Molecular Design of Novel Herbicide and Insecticide Seed Compounds with Machine Learning

ACS Omega. 2024 Apr 9;9(16):18488-18494. doi: 10.1021/acsomega.4c00655. eCollection 2024 Apr 23.

Abstract

Pesticides are widely used to improve crop productivity by eliminating weeds and pests. Conventional pesticide development involves synthesizing compounds, testing their activities, and studying their effects on the ecosystem. However, as pesticide discovery has an extremely low success rate, many compounds must be synthesized and tested. To overcome the high human, financial, and time costs of this process, machine learning is attracting increasing attention. In this study, we used machine learning for the molecular design of novel seed compounds for herbicides and insecticides.
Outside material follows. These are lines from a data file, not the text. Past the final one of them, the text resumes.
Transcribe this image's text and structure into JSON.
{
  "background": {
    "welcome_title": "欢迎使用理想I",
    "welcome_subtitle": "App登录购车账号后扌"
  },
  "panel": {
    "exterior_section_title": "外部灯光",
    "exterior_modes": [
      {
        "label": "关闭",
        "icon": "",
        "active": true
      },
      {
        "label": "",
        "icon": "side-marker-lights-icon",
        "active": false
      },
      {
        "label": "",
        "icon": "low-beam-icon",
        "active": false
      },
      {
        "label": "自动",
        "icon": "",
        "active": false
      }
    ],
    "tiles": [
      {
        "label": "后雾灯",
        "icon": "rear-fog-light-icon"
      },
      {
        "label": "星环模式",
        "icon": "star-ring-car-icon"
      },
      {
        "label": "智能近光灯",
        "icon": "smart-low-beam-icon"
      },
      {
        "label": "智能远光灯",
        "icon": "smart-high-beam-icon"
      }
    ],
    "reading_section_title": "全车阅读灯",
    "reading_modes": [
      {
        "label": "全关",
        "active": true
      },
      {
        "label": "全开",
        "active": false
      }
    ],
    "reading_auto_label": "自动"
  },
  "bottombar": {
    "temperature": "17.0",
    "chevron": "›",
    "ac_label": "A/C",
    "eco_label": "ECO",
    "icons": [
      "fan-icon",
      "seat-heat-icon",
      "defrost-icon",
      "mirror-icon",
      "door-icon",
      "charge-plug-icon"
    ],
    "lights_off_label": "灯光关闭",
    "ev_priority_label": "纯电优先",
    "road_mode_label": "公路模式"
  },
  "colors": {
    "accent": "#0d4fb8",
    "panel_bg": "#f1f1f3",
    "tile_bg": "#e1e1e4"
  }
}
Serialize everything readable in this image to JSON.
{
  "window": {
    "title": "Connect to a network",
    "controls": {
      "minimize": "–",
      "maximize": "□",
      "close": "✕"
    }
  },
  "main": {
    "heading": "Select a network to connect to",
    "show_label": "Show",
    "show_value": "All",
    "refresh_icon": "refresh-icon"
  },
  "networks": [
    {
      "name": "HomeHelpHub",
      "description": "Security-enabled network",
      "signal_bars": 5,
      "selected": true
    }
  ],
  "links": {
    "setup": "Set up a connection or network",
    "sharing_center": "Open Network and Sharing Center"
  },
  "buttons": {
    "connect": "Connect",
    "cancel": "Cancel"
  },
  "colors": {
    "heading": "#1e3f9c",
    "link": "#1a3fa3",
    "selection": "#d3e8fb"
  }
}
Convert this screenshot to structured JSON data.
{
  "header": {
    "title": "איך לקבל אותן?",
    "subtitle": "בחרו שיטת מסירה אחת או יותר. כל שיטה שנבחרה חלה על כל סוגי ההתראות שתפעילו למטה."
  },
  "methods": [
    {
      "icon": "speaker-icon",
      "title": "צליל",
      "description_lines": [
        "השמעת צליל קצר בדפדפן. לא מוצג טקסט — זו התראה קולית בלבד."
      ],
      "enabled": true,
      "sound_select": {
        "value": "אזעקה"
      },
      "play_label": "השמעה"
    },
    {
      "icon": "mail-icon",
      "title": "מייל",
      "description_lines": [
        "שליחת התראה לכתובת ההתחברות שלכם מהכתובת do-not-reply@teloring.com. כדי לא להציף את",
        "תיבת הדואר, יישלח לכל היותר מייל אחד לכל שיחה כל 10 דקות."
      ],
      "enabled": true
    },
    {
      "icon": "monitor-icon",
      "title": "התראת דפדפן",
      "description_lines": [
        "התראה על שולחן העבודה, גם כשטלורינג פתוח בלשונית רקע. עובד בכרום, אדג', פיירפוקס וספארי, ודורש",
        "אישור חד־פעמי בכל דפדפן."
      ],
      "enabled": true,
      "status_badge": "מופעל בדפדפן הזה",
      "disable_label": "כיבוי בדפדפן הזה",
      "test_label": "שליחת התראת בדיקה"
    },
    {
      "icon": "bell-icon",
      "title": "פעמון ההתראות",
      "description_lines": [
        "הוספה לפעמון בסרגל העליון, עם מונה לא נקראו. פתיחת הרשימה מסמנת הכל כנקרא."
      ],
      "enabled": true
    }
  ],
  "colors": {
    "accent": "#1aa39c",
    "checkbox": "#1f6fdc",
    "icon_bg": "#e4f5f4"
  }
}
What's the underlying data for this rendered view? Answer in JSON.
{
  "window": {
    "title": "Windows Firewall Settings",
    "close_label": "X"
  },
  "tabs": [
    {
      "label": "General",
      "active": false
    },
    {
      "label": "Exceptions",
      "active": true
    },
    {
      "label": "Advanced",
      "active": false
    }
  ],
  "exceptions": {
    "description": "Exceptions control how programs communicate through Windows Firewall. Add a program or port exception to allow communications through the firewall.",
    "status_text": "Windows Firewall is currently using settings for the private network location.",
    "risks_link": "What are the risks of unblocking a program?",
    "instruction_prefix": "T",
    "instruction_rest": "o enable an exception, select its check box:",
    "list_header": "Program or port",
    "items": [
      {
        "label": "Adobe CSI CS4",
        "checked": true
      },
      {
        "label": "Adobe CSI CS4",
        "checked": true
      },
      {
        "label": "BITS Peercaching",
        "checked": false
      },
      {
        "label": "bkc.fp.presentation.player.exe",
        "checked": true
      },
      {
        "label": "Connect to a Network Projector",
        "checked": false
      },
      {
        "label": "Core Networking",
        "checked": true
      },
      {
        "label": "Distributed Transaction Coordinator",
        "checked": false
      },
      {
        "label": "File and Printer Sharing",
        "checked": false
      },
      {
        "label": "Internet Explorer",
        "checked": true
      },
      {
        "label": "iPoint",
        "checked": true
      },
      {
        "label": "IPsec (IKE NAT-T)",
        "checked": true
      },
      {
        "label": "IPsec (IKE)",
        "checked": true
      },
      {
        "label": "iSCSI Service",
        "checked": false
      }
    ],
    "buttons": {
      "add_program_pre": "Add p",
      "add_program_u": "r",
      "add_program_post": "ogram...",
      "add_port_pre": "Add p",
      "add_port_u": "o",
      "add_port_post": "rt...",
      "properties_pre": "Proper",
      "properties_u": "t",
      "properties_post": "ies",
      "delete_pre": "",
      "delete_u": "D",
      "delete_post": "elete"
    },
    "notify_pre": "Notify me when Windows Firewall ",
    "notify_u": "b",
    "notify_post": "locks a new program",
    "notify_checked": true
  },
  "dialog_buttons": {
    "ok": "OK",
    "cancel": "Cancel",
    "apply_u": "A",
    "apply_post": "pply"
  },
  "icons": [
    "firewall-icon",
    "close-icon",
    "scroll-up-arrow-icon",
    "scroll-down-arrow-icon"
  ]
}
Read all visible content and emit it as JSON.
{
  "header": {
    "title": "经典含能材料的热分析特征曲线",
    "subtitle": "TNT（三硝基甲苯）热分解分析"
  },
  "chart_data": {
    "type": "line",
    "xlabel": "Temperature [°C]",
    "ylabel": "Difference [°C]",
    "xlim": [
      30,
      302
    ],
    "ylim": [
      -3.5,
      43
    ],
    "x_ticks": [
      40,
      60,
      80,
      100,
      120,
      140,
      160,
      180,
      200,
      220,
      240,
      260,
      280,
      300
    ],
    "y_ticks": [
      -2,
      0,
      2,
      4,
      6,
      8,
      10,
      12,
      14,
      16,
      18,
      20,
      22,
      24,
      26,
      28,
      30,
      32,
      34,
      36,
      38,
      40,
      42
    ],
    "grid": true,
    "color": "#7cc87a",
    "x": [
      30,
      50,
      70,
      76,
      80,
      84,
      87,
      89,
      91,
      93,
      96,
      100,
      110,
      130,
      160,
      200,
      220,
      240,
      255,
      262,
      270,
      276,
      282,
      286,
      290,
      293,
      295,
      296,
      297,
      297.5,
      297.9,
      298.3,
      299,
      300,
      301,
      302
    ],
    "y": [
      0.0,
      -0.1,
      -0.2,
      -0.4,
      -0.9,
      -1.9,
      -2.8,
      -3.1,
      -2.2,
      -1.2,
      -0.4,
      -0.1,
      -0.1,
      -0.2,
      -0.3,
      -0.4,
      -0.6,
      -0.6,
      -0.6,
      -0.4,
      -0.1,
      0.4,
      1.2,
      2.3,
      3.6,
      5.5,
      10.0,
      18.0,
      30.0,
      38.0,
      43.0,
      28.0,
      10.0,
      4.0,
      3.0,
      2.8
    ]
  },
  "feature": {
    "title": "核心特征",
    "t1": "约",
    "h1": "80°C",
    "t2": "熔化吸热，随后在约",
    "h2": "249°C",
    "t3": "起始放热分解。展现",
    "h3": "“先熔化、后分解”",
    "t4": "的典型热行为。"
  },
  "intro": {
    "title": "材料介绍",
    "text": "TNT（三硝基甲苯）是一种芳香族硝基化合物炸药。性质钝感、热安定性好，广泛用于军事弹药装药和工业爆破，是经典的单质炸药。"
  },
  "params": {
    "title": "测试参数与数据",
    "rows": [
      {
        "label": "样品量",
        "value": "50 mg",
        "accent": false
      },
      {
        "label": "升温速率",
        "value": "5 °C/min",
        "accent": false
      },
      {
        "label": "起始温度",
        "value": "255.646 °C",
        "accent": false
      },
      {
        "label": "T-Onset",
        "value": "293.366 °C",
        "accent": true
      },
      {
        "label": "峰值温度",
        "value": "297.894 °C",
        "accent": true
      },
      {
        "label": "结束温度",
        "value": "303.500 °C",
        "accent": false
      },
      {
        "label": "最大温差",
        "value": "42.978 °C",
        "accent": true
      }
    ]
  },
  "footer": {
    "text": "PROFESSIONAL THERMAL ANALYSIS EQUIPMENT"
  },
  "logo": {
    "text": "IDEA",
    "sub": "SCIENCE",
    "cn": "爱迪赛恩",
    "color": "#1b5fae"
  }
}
Classification models were constructed by using compounds that had been tested as herbicides and insecticides, and an inverse analysis of the constructed models was conducted. In the molecular design of herbicides, we proposed 186 new samples as herbicides using ensemble learning and a method for expressing explanatory variables that consider the relationships among eight weed species. For the molecular design of insecticides, we used undersampling and ensemble learning for the analysis of unbalanced data. Based on approximately 340,000 compounds, 12 potential insecticides were proposed, of which 2 exhibited actual activity when tested. These results demonstrate the potential of the developed machine-learning method for rapidly identifying novel herbicides and insecticides.